Our actions need to be consistent with our words, otherwise what we say will be undermined, so Paul says in verse 5 ‘conduct yourselves wisely towards outsiders’.
‘Make the most of the time, or opportunity’ – pray that opportunities to share our faith will come our way, that we may have the spiritual awareness to spot them, and the courage and wisdom to grasp them when they come. Be warned though, only pray for opportunities if you mean it! If you ask for opportunities to share your faith, God will send them. Dangerous but exciting!
In v.6 ‘Let your speech always be gracious, seasoned with salt’. A pinch of salt when cooking brings out the flavour, makes a dish interesting. This is not pious conversation, full of dull religious platitudes, but engaging and personable, gracious in the sense of generous and kind. Seasoned with salt though, not salty!
‘So that you may know how to answer everyone’. Everyone? Really? The guy in the pub watching the football? The 8 year olds doing wheelies on their scooters? The Regius Professor of Geology? Mrs Tibbs next door? Knowing how to answer everyone seems a pretty impossible task, but actually there’s nothing like a personal story.
I once heard about Thomas Henry Huxley, the great Victorian evolutionist who was also vehemently anti-religion. He got into a conversation with an ordinary woman and set about trying to demolish what she believed. Her response: ‘Your arguments are clever, but I know God and I know who I have believed.’

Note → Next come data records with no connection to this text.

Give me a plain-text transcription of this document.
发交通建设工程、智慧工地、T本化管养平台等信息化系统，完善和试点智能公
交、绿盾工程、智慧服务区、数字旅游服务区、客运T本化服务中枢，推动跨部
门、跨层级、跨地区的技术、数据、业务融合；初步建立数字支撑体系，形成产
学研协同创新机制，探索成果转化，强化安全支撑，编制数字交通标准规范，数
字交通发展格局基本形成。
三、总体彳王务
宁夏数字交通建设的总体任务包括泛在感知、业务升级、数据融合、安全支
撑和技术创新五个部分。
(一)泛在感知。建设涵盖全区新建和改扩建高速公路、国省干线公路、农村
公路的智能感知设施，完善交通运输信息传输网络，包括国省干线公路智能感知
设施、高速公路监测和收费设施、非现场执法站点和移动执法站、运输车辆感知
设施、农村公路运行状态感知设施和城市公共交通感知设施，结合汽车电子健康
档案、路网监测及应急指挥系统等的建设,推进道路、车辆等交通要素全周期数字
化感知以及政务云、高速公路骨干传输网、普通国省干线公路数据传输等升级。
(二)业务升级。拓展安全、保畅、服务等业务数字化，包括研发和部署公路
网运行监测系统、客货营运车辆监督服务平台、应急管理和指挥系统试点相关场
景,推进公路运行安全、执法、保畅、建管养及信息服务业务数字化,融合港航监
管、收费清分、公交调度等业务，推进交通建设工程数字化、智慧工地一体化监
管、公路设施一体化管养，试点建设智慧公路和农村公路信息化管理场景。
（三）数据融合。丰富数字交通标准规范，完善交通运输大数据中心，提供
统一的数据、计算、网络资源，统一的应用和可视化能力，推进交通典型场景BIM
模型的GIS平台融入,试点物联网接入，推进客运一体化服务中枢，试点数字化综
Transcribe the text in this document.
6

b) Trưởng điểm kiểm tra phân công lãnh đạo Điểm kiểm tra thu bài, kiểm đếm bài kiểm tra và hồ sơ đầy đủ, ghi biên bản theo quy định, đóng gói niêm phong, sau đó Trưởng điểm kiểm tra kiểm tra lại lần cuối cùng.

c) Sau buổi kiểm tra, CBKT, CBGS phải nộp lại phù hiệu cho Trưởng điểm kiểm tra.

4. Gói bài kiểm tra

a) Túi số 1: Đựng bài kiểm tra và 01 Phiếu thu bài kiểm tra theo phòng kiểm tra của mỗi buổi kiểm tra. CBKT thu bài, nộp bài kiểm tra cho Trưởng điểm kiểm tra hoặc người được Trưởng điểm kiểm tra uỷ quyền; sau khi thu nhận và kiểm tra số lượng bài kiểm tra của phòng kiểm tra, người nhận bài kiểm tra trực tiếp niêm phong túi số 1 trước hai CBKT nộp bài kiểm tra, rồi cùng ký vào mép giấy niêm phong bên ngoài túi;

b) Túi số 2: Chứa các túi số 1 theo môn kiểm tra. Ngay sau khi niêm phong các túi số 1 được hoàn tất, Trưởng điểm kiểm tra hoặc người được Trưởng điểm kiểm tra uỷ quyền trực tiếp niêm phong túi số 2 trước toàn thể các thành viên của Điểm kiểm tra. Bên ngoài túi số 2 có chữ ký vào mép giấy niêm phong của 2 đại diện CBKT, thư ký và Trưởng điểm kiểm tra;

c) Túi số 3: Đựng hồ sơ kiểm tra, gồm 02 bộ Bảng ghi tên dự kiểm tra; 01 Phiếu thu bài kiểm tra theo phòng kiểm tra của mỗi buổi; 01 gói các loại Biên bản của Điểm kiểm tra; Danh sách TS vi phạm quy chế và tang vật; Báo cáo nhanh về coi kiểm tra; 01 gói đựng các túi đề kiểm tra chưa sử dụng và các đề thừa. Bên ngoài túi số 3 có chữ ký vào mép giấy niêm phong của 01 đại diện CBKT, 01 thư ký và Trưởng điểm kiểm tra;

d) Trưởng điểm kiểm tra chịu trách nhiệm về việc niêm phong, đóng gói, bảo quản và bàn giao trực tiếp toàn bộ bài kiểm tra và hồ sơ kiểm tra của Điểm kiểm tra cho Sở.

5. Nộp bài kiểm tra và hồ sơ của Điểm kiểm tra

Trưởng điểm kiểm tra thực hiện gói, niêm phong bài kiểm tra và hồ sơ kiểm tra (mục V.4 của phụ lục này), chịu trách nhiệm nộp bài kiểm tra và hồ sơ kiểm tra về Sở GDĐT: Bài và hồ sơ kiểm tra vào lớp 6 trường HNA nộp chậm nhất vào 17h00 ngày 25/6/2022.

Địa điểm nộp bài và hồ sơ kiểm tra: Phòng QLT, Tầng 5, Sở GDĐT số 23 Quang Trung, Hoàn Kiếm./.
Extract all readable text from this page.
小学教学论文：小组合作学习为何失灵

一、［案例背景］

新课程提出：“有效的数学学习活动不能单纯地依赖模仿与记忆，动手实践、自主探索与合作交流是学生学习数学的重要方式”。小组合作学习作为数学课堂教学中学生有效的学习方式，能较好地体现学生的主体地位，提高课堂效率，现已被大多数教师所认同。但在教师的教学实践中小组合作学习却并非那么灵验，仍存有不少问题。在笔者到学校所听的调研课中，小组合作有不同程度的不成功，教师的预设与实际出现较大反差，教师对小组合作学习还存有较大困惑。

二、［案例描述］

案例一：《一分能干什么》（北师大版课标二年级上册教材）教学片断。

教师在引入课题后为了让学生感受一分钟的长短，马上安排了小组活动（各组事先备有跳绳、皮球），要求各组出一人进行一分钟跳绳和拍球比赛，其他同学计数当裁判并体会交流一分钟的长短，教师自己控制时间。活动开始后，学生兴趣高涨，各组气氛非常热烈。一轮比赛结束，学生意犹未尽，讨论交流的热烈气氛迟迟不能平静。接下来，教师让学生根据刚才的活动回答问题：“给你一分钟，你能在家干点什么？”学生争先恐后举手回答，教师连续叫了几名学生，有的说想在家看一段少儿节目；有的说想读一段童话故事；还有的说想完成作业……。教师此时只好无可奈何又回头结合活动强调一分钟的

There was no answer to that. I wouldn’t for a moment suggest that our faith depends on suspending our critical faculties. Nor would I think that it’s a waste of time putting forward arguments in favour of Christianity. But a personal testimony allowed an old lady to hold her own with a great scientist and a well told story can carry real power. If we can tell a testimony in our own words about what faith means to us or how we found it, it can be very effective. If there’s only two things you do out of this sermon series on evangelism, make prayer the first, and make this the second: think about your story, what would you say?
Part of being ready to answer everyone may also be to know what’s going on in the world around us. We all talk about the news – so maybe rather than reading through the newspaper quickly, you could occasionally take a few minutes thinking about one article – what’s your view on the issue? Is there a Christian angle on this? How would Jesus respond? You may find you get a new perspective to share.
There have been lots of idea in this passage from Colossians, and to some extent this sermon has been lots of hints and tips. But if there was one unifying idea, I’d say it is this: Be intentional. By which I mean: recognise that at some point you will need to nail your colours to the mast; sometime someone will ask you a direct question. It will happen, and Jesus calls us to do it, so you might as well be ready. Make a decision to be prepared. Be deliberate about sharing your faith.
The things Paul describes in this reading are all positive decisions to act, speak or pray. Most of them involve some prior action. In other words they are all intentional. Sharing our faith can just happen to us, but so much better to be open to making it happen?
So as we draw to the close of this sermon series, here’s three steps. If you only do one thing: pray for someone you know to find faith. If you do two things, think about your story so you can share it. If you want to go to the next stage, be intentional. Be prepared, ask God for opportunities, and see what comes your way. And when you do, please let me know, I’d love to be encouraged by what you’ve been doing.